小林先生いわく「ため息をつくことは、体にとってとてもよいこと」だそうで――(写真はイメージ。写真提供:Photo AC)
ようやくコロナ禍があけようとしているなか、体調不良や孤独感がいつのまにか私たちをむしばんでいます。乱れがちになっている心と身体を整えるために大事になるのが、自律神経を整える毎日のちょっとした習慣。「自律神経が整うとすべてがうまくいく!」と語るのは、自律神経研究の名医であり、順天堂大学医学部教授の小林弘幸さん。その小林先生曰く「ため息をつくことは、体にとってはとてもよいこと」なのだそうで――。

上を向いて、気道をストレートに

うつむいて背中を丸めた姿勢をとると、途端に気道が狭くなります。

すると、呼吸が浅くなり、自律神経のバランスはますますみだれて悪くなってしまう。

さらに副交感神経の働きが下がるので、免疫をつかさどるリンパ球のなかのナチュラルキラーセルもどんどん減り、結果、気分が落ちこむだけでなく、風邪をひいたり、体調まで崩してしまうからです。

調子の悪いときほど、上を向きましょう。

上を向くと、気道がストレートになり、呼吸がゆっくり深くなります。

気道が広がると、自律神経が整い、心も体もすっきり落ちついた方向に向かってくれるのです。

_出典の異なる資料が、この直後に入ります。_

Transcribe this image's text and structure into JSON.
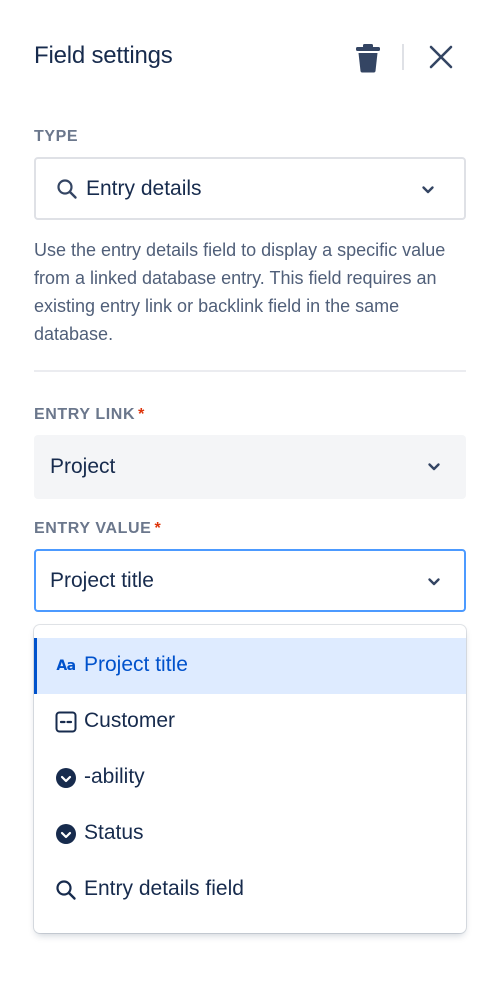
{
  "header": {
    "title": "Field settings"
  },
  "type_field": {
    "label": "TYPE",
    "value": "Entry details"
  },
  "description": "Use the entry details field to display a specific value from a linked database entry. This field requires an existing entry link or backlink field in the same database.",
  "entry_link": {
    "label": "ENTRY LINK",
    "required_mark": "*",
    "value": "Project"
  },
  "entry_value": {
    "label": "ENTRY VALUE",
    "required_mark": "*",
    "value": "Project title"
  },
  "menu": {
    "items": [
      {
        "label": "Project title",
        "icon": "text-aa-icon",
        "selected": true
      },
      {
        "label": "Customer",
        "icon": "field-dashed-box-icon",
        "selected": false
      },
      {
        "label": "-ability",
        "icon": "check-circle-icon",
        "selected": false
      },
      {
        "label": "Status",
        "icon": "check-circle-icon",
        "selected": false
      },
      {
        "label": "Entry details field",
        "icon": "search-icon",
        "selected": false
      }
    ]
  },
  "colors": {
    "accent": "#0052cc",
    "focus_border": "#4c9aff",
    "selected_bg": "#deebff",
    "required": "#de350b"
  }
}
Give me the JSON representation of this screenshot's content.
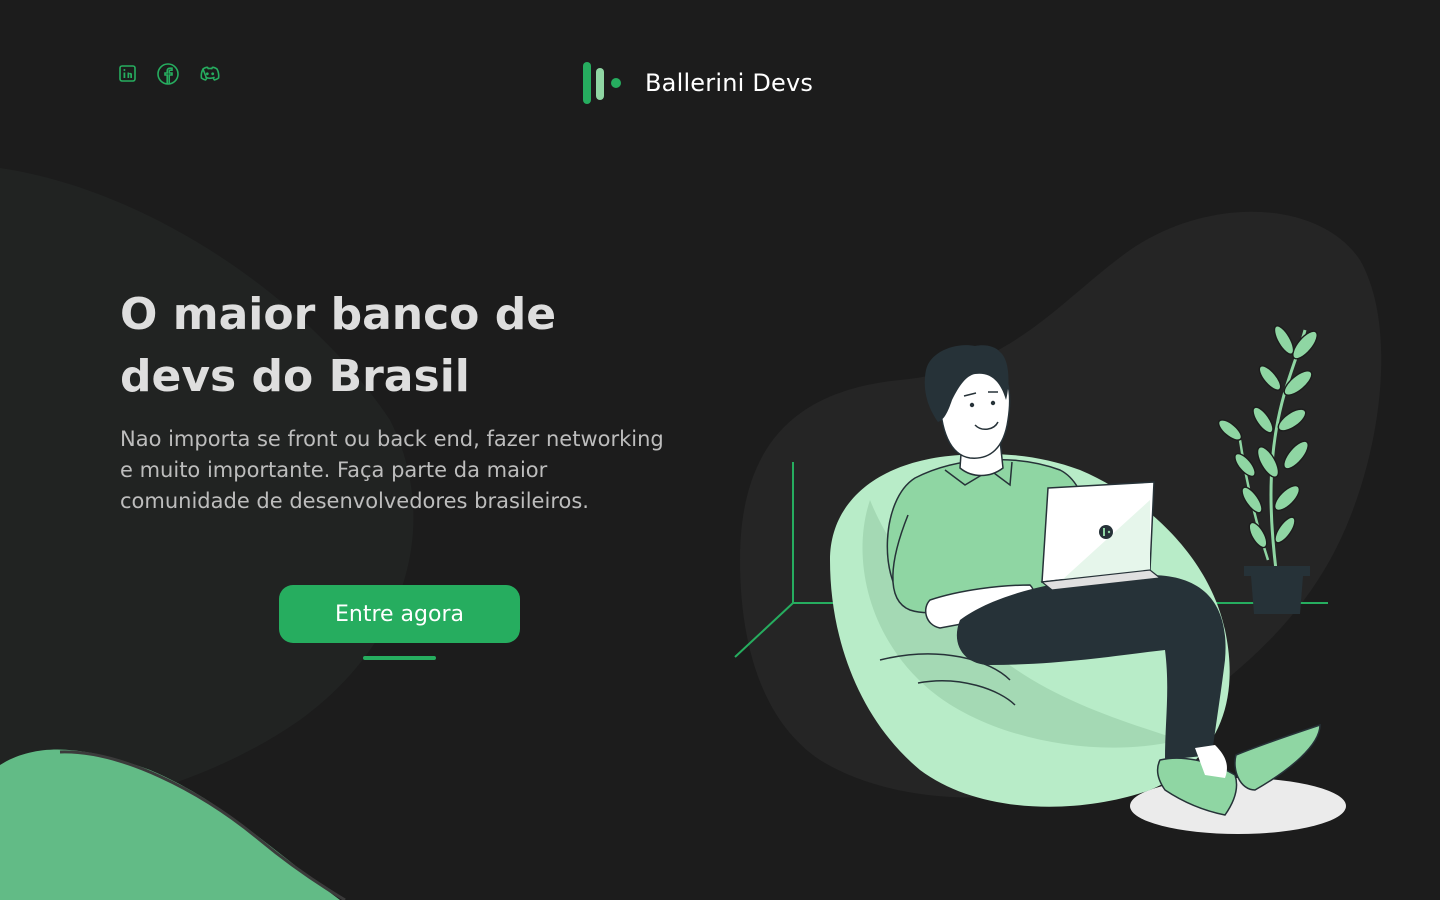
{
  "brand": {
    "name": "Ballerini Devs"
  },
  "social_links": [
    {
      "icon": "linkedin-icon"
    },
    {
      "icon": "facebook-icon"
    },
    {
      "icon": "discord-icon"
    }
  ],
  "hero": {
    "title": "O maior banco de devs do Brasil",
    "description": "Nao importa se front ou back end, fazer networking e muito importante. Faça parte da maior comunidade de desenvolvedores brasileiros.",
    "cta_label": "Entre agora"
  },
  "colors": {
    "background": "#1c1c1c",
    "accent": "#26ad5f",
    "accent_light": "#8fd6a3",
    "text_primary": "#dedede",
    "text_secondary": "#bdbdbd"
  }
}
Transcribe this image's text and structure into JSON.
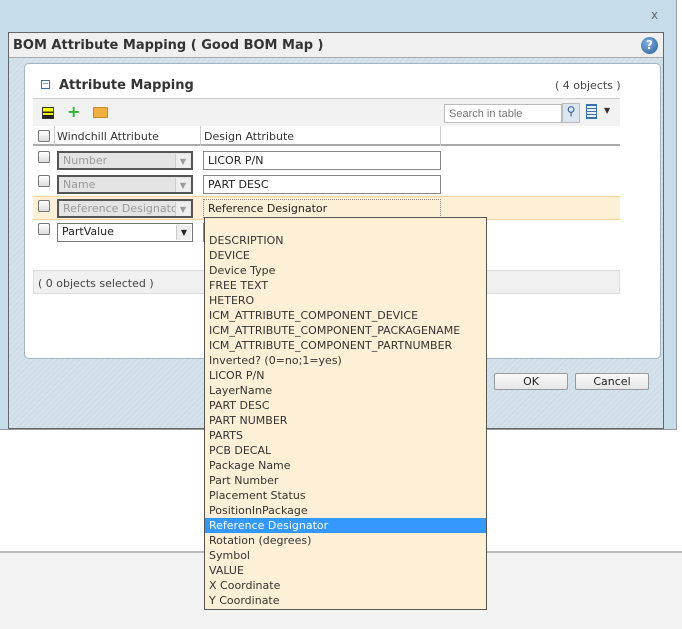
{
  "window": {
    "close_label": "x"
  },
  "dialog": {
    "title": "BOM Attribute Mapping ( Good BOM Map )",
    "help_label": "?"
  },
  "panel": {
    "title": "Attribute Mapping",
    "collapse_label": "−",
    "count": "( 4 objects )",
    "search_placeholder": "Search in table",
    "toolbar_icons": [
      "select-all-icon",
      "add-icon",
      "open-folder-icon",
      "search-icon",
      "table-view-icon"
    ],
    "columns": [
      "Windchill Attribute",
      "Design Attribute"
    ],
    "rows": [
      {
        "windchill": "Number",
        "design": "LICOR P/N",
        "enabled": false
      },
      {
        "windchill": "Name",
        "design": "PART DESC",
        "enabled": false
      },
      {
        "windchill": "Reference Designator",
        "design": "Reference Designator",
        "enabled": false
      },
      {
        "windchill": "PartValue",
        "design": "",
        "enabled": true
      }
    ],
    "status": "( 0 objects selected )"
  },
  "buttons": {
    "ok": "OK",
    "cancel": "Cancel"
  },
  "dropdown": {
    "selected": "Reference Designator",
    "selected_color": "#3399ff",
    "options": [
      "",
      "DESCRIPTION",
      "DEVICE",
      "Device Type",
      "FREE TEXT",
      "HETERO",
      "ICM_ATTRIBUTE_COMPONENT_DEVICE",
      "ICM_ATTRIBUTE_COMPONENT_PACKAGENAME",
      "ICM_ATTRIBUTE_COMPONENT_PARTNUMBER",
      "Inverted? (0=no;1=yes)",
      "LICOR P/N",
      "LayerName",
      "PART DESC",
      "PART NUMBER",
      "PARTS",
      "PCB DECAL",
      "Package Name",
      "Part Number",
      "Placement Status",
      "PositionInPackage",
      "Reference Designator",
      "Rotation (degrees)",
      "Symbol",
      "VALUE",
      "X Coordinate",
      "Y Coordinate"
    ]
  }
}
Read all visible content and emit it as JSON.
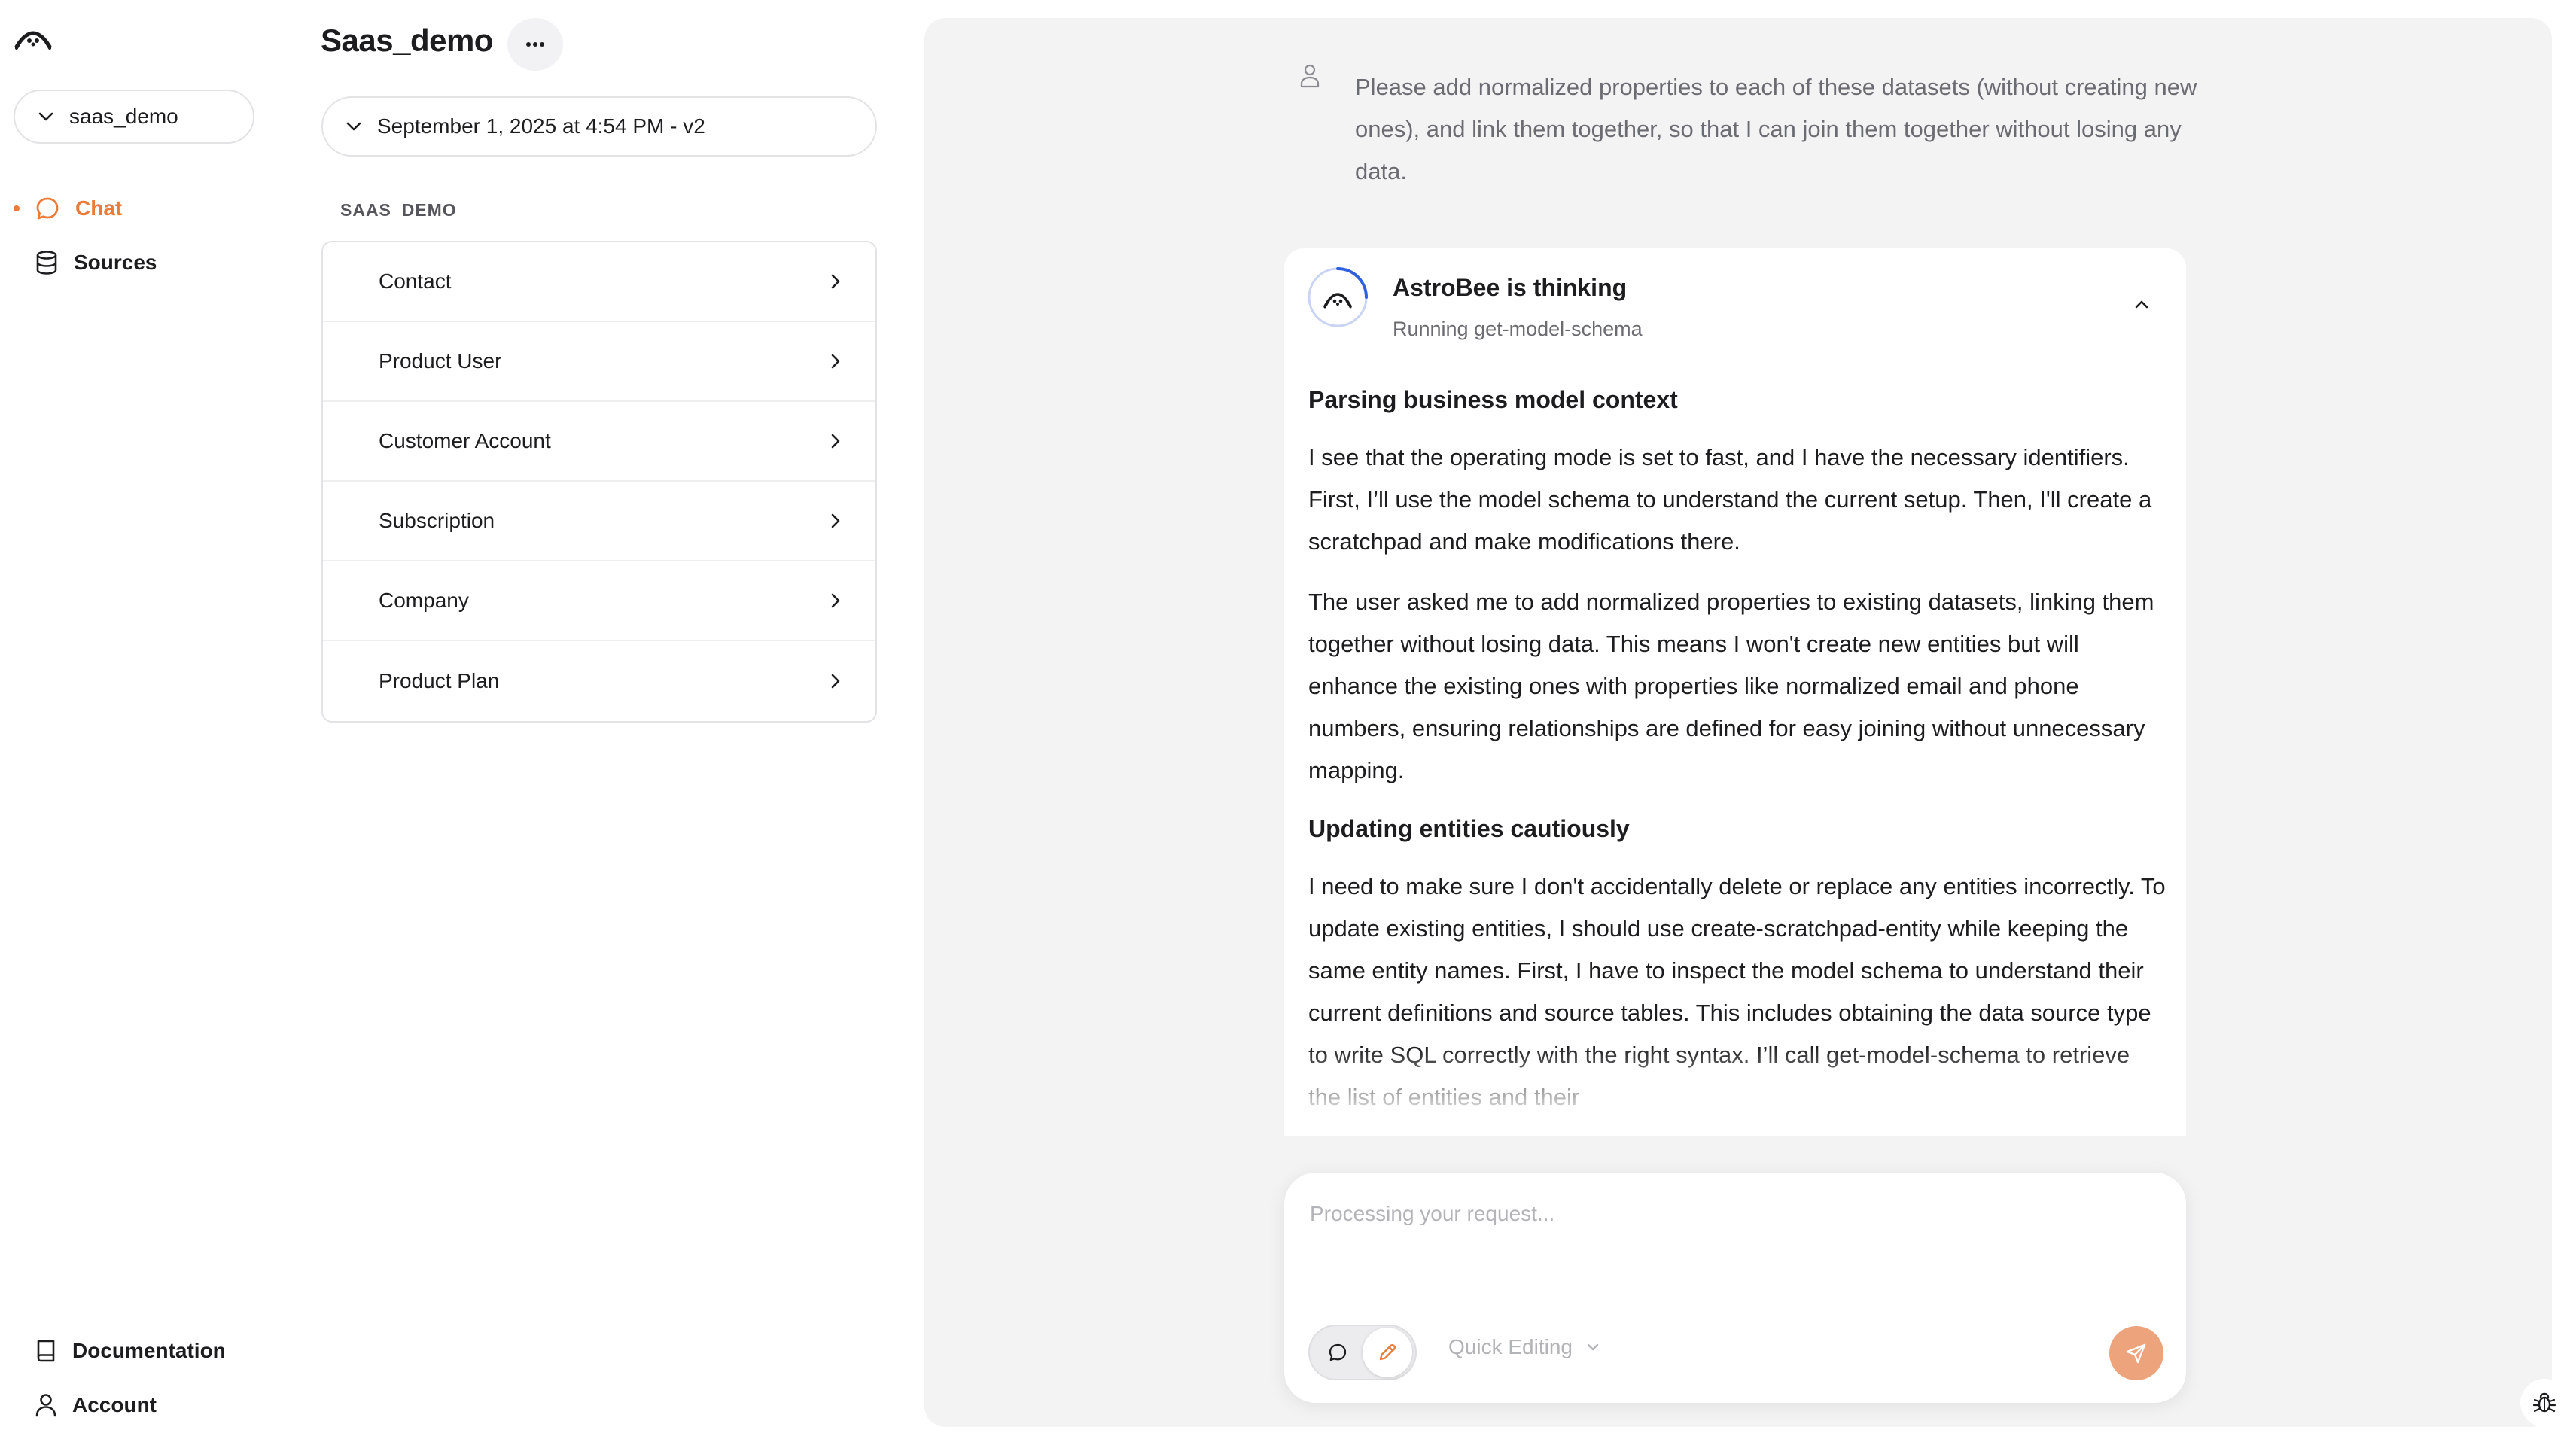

「上を向いて歩こう、涙がこぼれないように」。わたしの一番好きな歌、いまも世界中で愛されている『上を向いて歩こう』という歌は、自律神経的にみても、本当にすばらしい真理を歌っている名曲といえます。

とはいえ、本当に落ちこんでつらいとき、すぐに「胸をはって上を向いて元気に歩きだす」というのは、なかなか難しいと思います。

でも、どんなに大変でも、時間がなくても、ちょっとあごを上げるくらいなら、誰でもできます。

ですから、わたしは「調子の悪いときほど、上を向いてください」とよくいっています。